How did the tulip - a flower that originated in the Ottoman Empire - come to represent the Netherlands? The answer dates back to the 17th century and is the focus of the new Tulpomania exhibition in Haarlem's Frans Hals Museum.
Tulpomania (tulip mania), tulpenwoede (tulip rage), and bollengekte (bulb craze) are three ways to refer to the tulip speculation bubble that hit the Netherlands between 1634 and 1637.
It all started in 1594 with the first official Dutch flowering of a tulip in Leiden University's newly established Hortus Botanicus. As the popularity of the flower grew, professional growers began to pay more and more for rare varieties; the prices of 'common' bulbs soon began to follow.

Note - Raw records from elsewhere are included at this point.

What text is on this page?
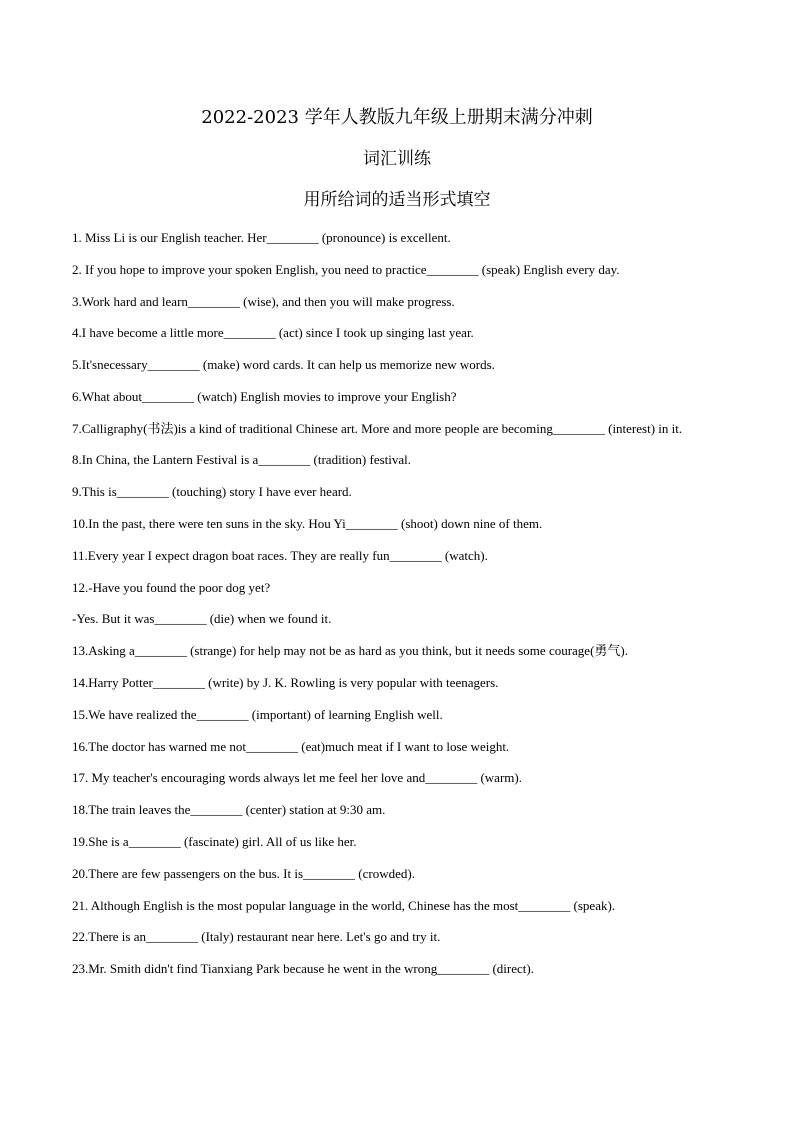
2022-2023 学年人教版九年级上册期末满分冲刺
词汇训练
用所给词的适当形式填空
1. Miss Li is our English teacher. Her________ (pronounce) is excellent.
2. If you hope to improve your spoken English, you need to practice________ (speak) English every day.
3.Work hard and learn________ (wise), and then you will make progress.
4.I have become a little more________ (act) since I took up singing last year.
5.It'snecessary________ (make) word cards. It can help us memorize new words.
6.What about________ (watch) English movies to improve your English?
7.Calligraphy(书法)is a kind of traditional Chinese art. More and more people are becoming________ (interest) in it.
8.In China, the Lantern Festival is a________ (tradition) festival.
9.This is________ (touching) story I have ever heard.
10.In the past, there were ten suns in the sky. Hou Yi________ (shoot) down nine of them.
11.Every year I expect dragon boat races. They are really fun________ (watch).
12.-Have you found the poor dog yet?
-Yes. But it was________ (die) when we found it.
13.Asking a________ (strange) for help may not be as hard as you think, but it needs some courage(勇气).
14.Harry Potter________ (write) by J. K. Rowling is very popular with teenagers.
15.We have realized the________ (important) of learning English well.
16.The doctor has warned me not________ (eat)much meat if I want to lose weight.
17. My teacher's encouraging words always let me feel her love and________ (warm).
18.The train leaves the________ (center) station at 9:30 am.
19.She is a________ (fascinate) girl. All of us like her.
20.There are few passengers on the bus. It is________ (crowded).
21. Although English is the most popular language in the world, Chinese has the most________ (speak).
22.There is an________ (Italy) restaurant near here. Let's go and try it.
23.Mr. Smith didn't find Tianxiang Park because he went in the wrong________ (direct).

At the height of the bubble, speculators sometimes paid more than 10 times the annual income of a skilled craftsman for a single bulb - they were literally worth their weight in gold.
Though the bubble burst rather abruptly in 1637, it left a lasting mark on the Netherlands - not only has the tulip become a symbol of the Dutch, it is represented throughout historical documents.

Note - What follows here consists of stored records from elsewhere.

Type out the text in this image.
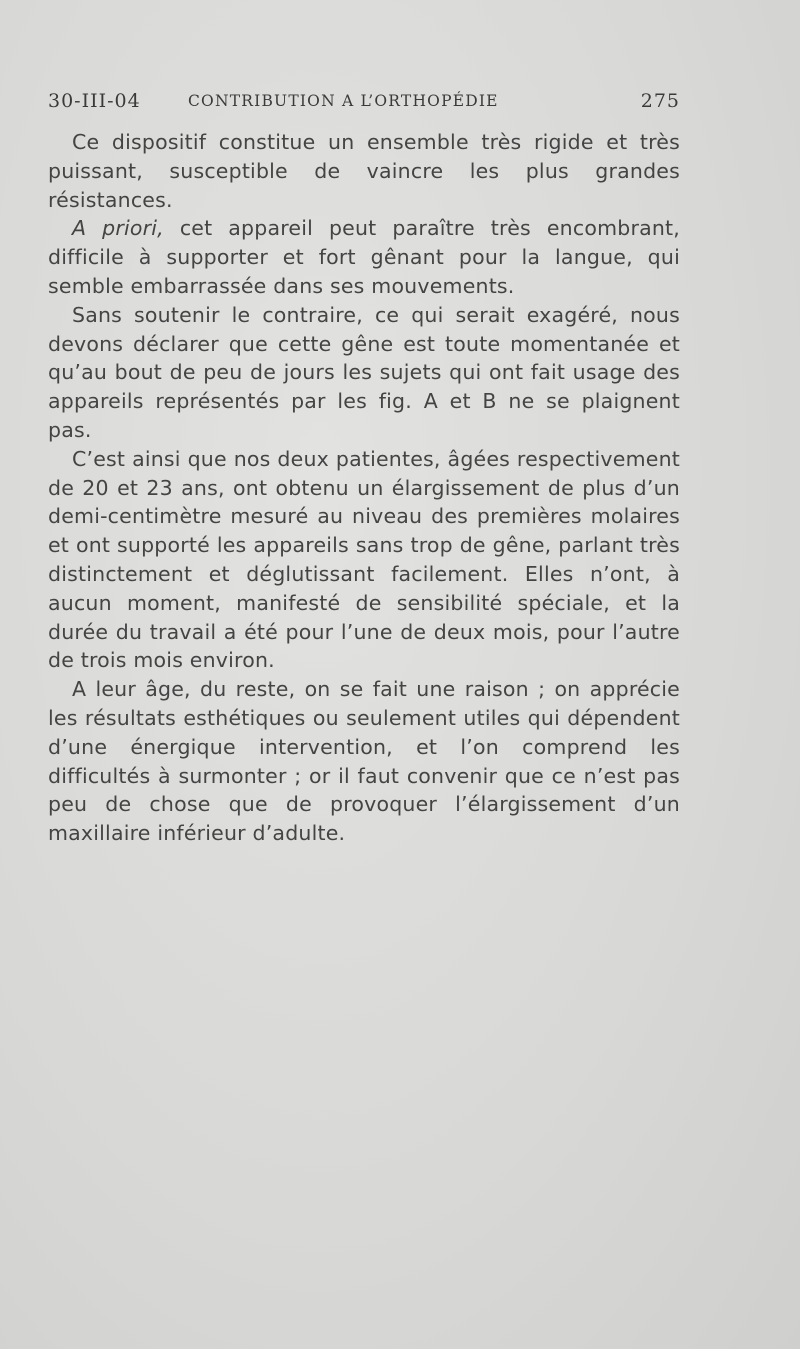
30-III-04	CONTRIBUTION A L’ORTHOPÉDIE	275

Ce dispositif constitue un ensemble très rigide et très puissant, susceptible de vaincre les plus grandes résistances.

A priori, cet appareil peut paraître très encombrant, difficile à supporter et fort gênant pour la langue, qui semble embarrassée dans ses mouvements.

Sans soutenir le contraire, ce qui serait exagéré, nous devons déclarer que cette gêne est toute momentanée et qu’au bout de peu de jours les sujets qui ont fait usage des appareils représentés par les fig. A et B ne se plaignent pas.

C’est ainsi que nos deux patientes, âgées respectivement de 20 et 23 ans, ont obtenu un élargissement de plus d’un demi-centimètre mesuré au niveau des premières molaires et ont supporté les appareils sans trop de gêne, parlant très distinctement et déglutissant facilement. Elles n’ont, à aucun moment, manifesté de sensibilité spéciale, et la durée du travail a été pour l’une de deux mois, pour l’autre de trois mois environ.

A leur âge, du reste, on se fait une raison ; on apprécie les résultats esthétiques ou seulement utiles qui dépendent d’une énergique intervention, et l’on comprend les difficultés à surmonter ; or il faut convenir que ce n’est pas peu de chose que de provoquer l’élargissement d’un maxillaire inférieur d’adulte.
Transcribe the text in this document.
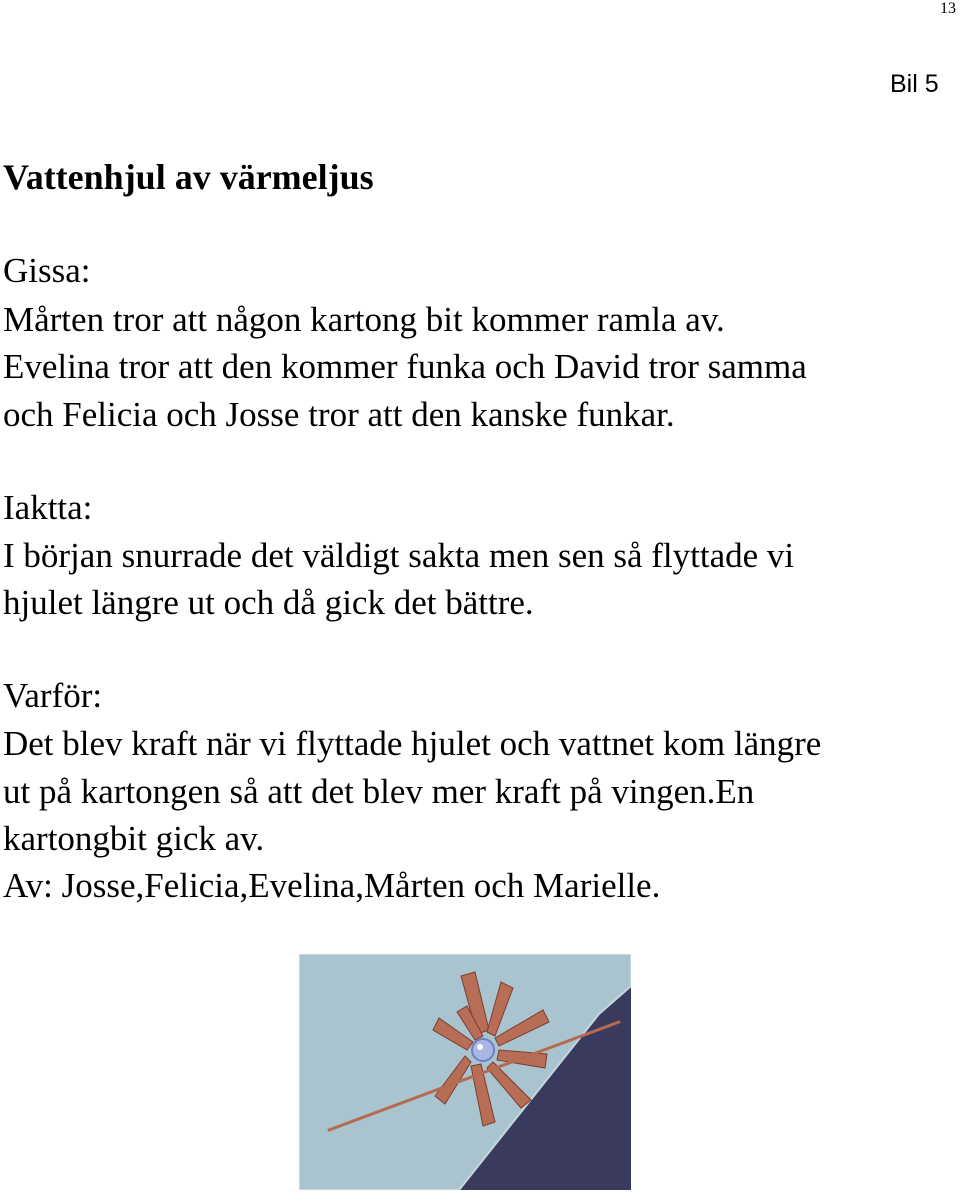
13
Bil 5
Vattenhjul av värmeljus
Gissa:
Mårten tror att någon kartong bit kommer ramla av.
Evelina tror att den kommer funka och David tror samma
och Felicia och Josse tror att den kanske funkar.
Iaktta:
I början snurrade det väldigt sakta men sen så flyttade vi
hjulet längre ut och då gick det bättre.
Varför:
Det blev kraft när vi flyttade hjulet och vattnet kom längre
ut på kartongen så att det blev mer kraft på vingen.En
kartongbit gick av.
Av: Josse,Felicia,Evelina,Mårten och Marielle.
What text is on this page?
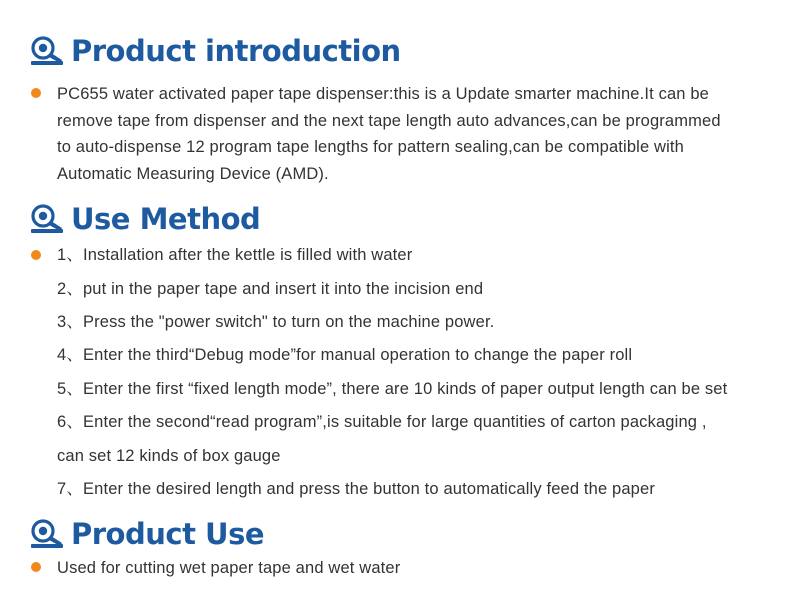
Product introduction
PC655 water activated paper tape dispenser:this is a Update smarter machine.It can be
remove tape from dispenser and the next tape length auto advances,can be programmed
to auto-dispense 12 program tape lengths for pattern sealing,can be compatible with
Automatic Measuring Device (AMD).
Use Method
1、Installation after the kettle is filled with water
2、put in the paper tape and insert it into the incision end
3、Press the "power switch" to turn on the machine power.
4、Enter the third“Debug mode”for manual operation to change the paper roll
5、Enter the first “fixed length mode”, there are 10 kinds of paper output length can be set
6、Enter the second“read program”,is suitable for large quantities of carton packaging ,
can set 12 kinds of box gauge
7、Enter the desired length and press the button to automatically feed the paper
Product Use
Used for cutting wet paper tape and wet water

One of those documents is the 17th-century Tulpenboek (Tulip Book), filled with illustrations of the flowers responsible for tulip mania. Until now, the book has only sporadically been visible to the public - and then only under protective glass and open to a single pagespread - at the Frans Hals Museum.
Now, however, the book's 40 images have been digitised, allowing musum visitors to flip through the pages of this very old and fragile book for the first time and making it the highlight of the Tulpomania exhibition.